Ich schätze, ich sollte ein Stück zurückgehen und die medizinische Realität erklären, zumindest soweit ich sie durch den Nebel der elterlichen Erschöpfung hindurch verstehe. Es stellte sich heraus, dass diese kleinen Warnzeichen der Zerebralparese bei meinen Kindern schon früher da waren, aber ich habe sie völlig übersehen, weil ich zu sehr damit beschäftigt war, herauszufinden, wie man Fläschchen sterilisiert, ohne sie zu schmelzen.

Meine Kinderärztin – eine wunderbar trockene Schottin namens Dr.
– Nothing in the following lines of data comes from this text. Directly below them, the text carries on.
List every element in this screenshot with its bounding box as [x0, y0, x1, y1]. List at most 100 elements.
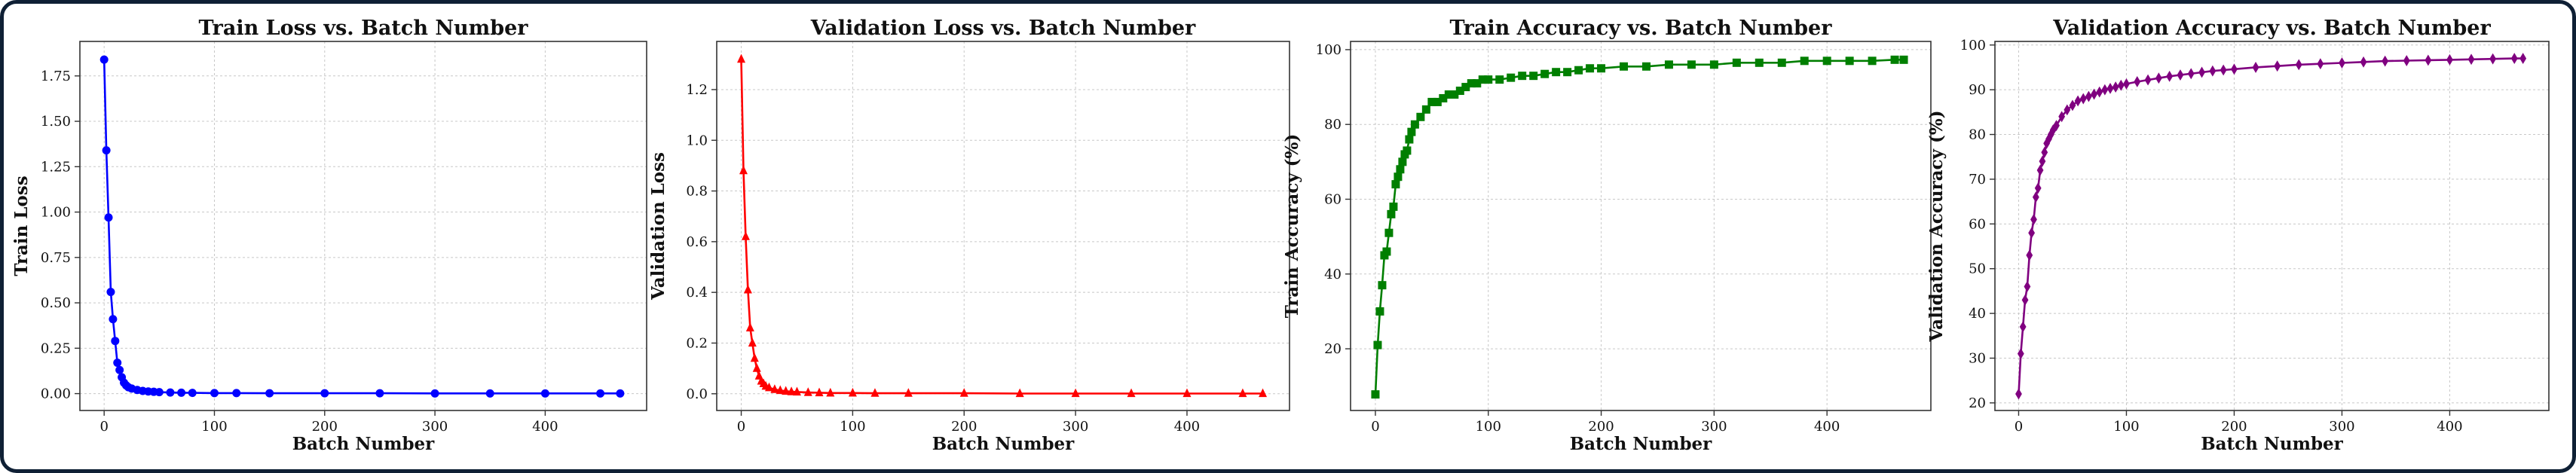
y-axis-label: Validation Accuracy (%) [1926, 110, 1947, 342]
y-tick-label: 40 [1969, 306, 1986, 322]
y-axis-label: Train Accuracy (%) [1282, 134, 1302, 319]
train-accuracy-point [1467, 79, 1476, 88]
y-tick-label: 1.00 [41, 205, 71, 221]
train-accuracy-point [1664, 60, 1673, 69]
validation-loss-point [737, 53, 746, 63]
train-loss-chart: 0 100 200 300 400 0.00 0.25 0.50 0.75 1.00 1.25 1.5… [11, 17, 647, 454]
train-accuracy-point [1755, 58, 1764, 67]
train-loss-point [166, 388, 175, 397]
train-accuracy-point [1403, 146, 1412, 155]
x-tick-label: 400 [2437, 419, 2462, 435]
x-tick-label: 300 [422, 419, 448, 435]
validation-accuracy-point [2274, 60, 2281, 72]
validation-accuracy-point [2231, 63, 2238, 75]
train-accuracy-point [1597, 64, 1606, 73]
train-accuracy-point [1410, 120, 1419, 129]
train-accuracy-point [1732, 58, 1741, 67]
validation-accuracy-chart: 0 100 200 300 400 20 30 40 50 60 70 80 90 100 Validati… [1926, 17, 2550, 454]
y-tick-label: 80 [1324, 117, 1342, 133]
train-loss-line [102, 60, 620, 395]
validation-accuracy-point [2069, 99, 2076, 111]
x-axis-label: Batch Number [1570, 434, 1712, 454]
validation-loss-point [748, 337, 757, 347]
y-tick-label: 30 [1969, 351, 1986, 367]
validation-accuracy-point [2489, 53, 2497, 65]
x-tick-label: 400 [1174, 419, 1200, 435]
x-axis-label: Batch Number [292, 434, 435, 454]
x-tick-label: 0 [2015, 419, 2023, 435]
y-tick-label: 0.4 [686, 285, 708, 301]
train-accuracy-point [1563, 68, 1572, 77]
validation-accuracy-point [2339, 57, 2345, 69]
validation-accuracy-point [2085, 90, 2092, 102]
y-tick-label: 1.75 [41, 69, 71, 84]
x-tick-label: 0 [1371, 419, 1379, 435]
train-accuracy-point [1890, 55, 1899, 64]
y-tick-label: 80 [1969, 127, 1986, 143]
validation-accuracy-point [2015, 388, 2022, 400]
validation-loss-title: Validation Loss vs. Batch Number [810, 17, 1196, 40]
y-tick-label: 0.50 [41, 295, 71, 311]
validation-accuracy-point [2024, 281, 2031, 292]
train-accuracy-point [1777, 58, 1786, 67]
train-accuracy-point [1387, 209, 1396, 218]
x-tick-label: 200 [951, 419, 977, 435]
validation-accuracy-point [2187, 68, 2195, 80]
train-accuracy-point [1868, 56, 1877, 66]
train-loss-point [188, 389, 197, 398]
train-accuracy-point [1552, 68, 1561, 77]
x-axis-label: Batch Number [2201, 434, 2343, 454]
validation-loss-point [870, 388, 880, 397]
validation-loss-point [826, 387, 835, 397]
validation-loss-point [764, 382, 773, 392]
validation-accuracy-point [2039, 155, 2046, 167]
validation-loss-point [803, 387, 812, 396]
train-accuracy-point [1421, 105, 1430, 114]
x-tick-label: 200 [312, 419, 338, 435]
train-accuracy-point [1371, 390, 1380, 399]
train-loss-point [430, 389, 439, 398]
validation-accuracy-point [2049, 124, 2057, 136]
validation-loss-point [739, 165, 748, 175]
train-loss-point [210, 389, 219, 398]
train-loss-point [616, 389, 625, 398]
y-axis-label: Validation Loss [648, 152, 668, 301]
x-axis-label: Batch Number [932, 434, 1075, 454]
validation-loss-point [745, 322, 754, 331]
validation-accuracy-point [2155, 72, 2162, 84]
validation-accuracy-point [2446, 53, 2453, 66]
train-accuracy-point [1427, 97, 1436, 106]
validation-accuracy-point [2425, 54, 2432, 66]
validation-accuracy-point [2106, 82, 2114, 94]
y-tick-label: 20 [1969, 395, 1986, 411]
train-accuracy-chart: 0 100 200 300 400 20 40 60 80 100 Train Accuracy v… [1282, 17, 1932, 454]
validation-loss-point [1127, 388, 1136, 398]
validation-loss-point [1015, 388, 1024, 398]
x-tick-label: 200 [1588, 419, 1614, 435]
validation-accuracy-point [2252, 62, 2259, 73]
x-tick-label: 300 [2329, 419, 2354, 435]
validation-loss-point [741, 231, 750, 240]
validation-loss-point [848, 387, 857, 397]
train-loss-point [109, 315, 118, 324]
train-accuracy-point [1641, 62, 1651, 71]
train-accuracy-point [1378, 281, 1387, 290]
validation-loss-chart: 0 100 200 300 400 0.0 0.2 0.4 0.6 0.8 1.0 1.2 Valida… [648, 17, 1290, 454]
validation-loss-point [904, 388, 913, 397]
train-accuracy-point [1495, 75, 1504, 84]
train-loss-point [177, 388, 186, 397]
validation-accuracy-point [2021, 294, 2029, 306]
validation-accuracy-point [2123, 78, 2130, 90]
x-tick-label: 0 [737, 419, 745, 435]
validation-accuracy-point [2519, 53, 2527, 64]
validation-accuracy-title: Validation Accuracy vs. Batch Number [2052, 17, 2491, 40]
x-tick-label: 300 [1063, 419, 1088, 435]
y-tick-label: 0.0 [686, 386, 708, 402]
train-accuracy-point [1586, 64, 1595, 73]
validation-loss-point [776, 385, 785, 395]
train-accuracy-point [1398, 157, 1407, 166]
validation-accuracy-point [2134, 76, 2141, 87]
validation-accuracy-point [2220, 64, 2227, 76]
plot-area-frame [1994, 41, 2550, 411]
train-loss-point [102, 146, 111, 155]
Evans, die aussieht, als hätte sie bereits tausend panische Väter überlebt – erklärte es mir ein paar Wochen später. Sie benutzte nicht diese furchterregende klinische Sprache, die man online findet. Sie sagte mir einfach, dass Matildas Gehirn eine Art Kurzschluss erlitten hatte, wahrscheinlich weil die Mädchen in der 31. Woche geboren wurden und ungefähr so viel wogen wie eine Tüte Mehl. Das Signal von ihrem Gehirn, das ihren Muskeln sagte, sie sollten sich entspannen, kam einfach nicht an. Auf dem Postweg verloren gegangen, sozusagen.

Hier ist das, was uns tatsächlich aufgefallen ist, nur für den Fall, dass du gerade auf deinem eigenen Teppich sitzt und eine leise Panikattacke hast:

  • Das „Scheren“ (Überkreuzen der Beine): Das war das Auffälligste. Wenn ich Matilda unter den Achseln hochhob, schossen ihre Beine gerade nach unten, versteiften sich völlig und kreuzten sich an den Knöcheln. Sie sah aus wie eine winzige, aggressive Ballerina.
  • Das einseitige Greifen: Florence griff meine Nase mit beiden Händen. Matilda benutzte immer nur ihre linke Hand und hielt ihren rechten Arm eng an die Brust gedrückt, zu einer permanenten Faust geballt.
  • Das Zurückfallen des Kopfes: In einem Alter, in dem Florence ihren Kopf bereits hochhielt wie ein kleiner Diktator, der sein Königreich überblickt, fiel Matildas Kopf immer noch nach hinten, wenn ich sie zu schnell in die Sitzposition zog.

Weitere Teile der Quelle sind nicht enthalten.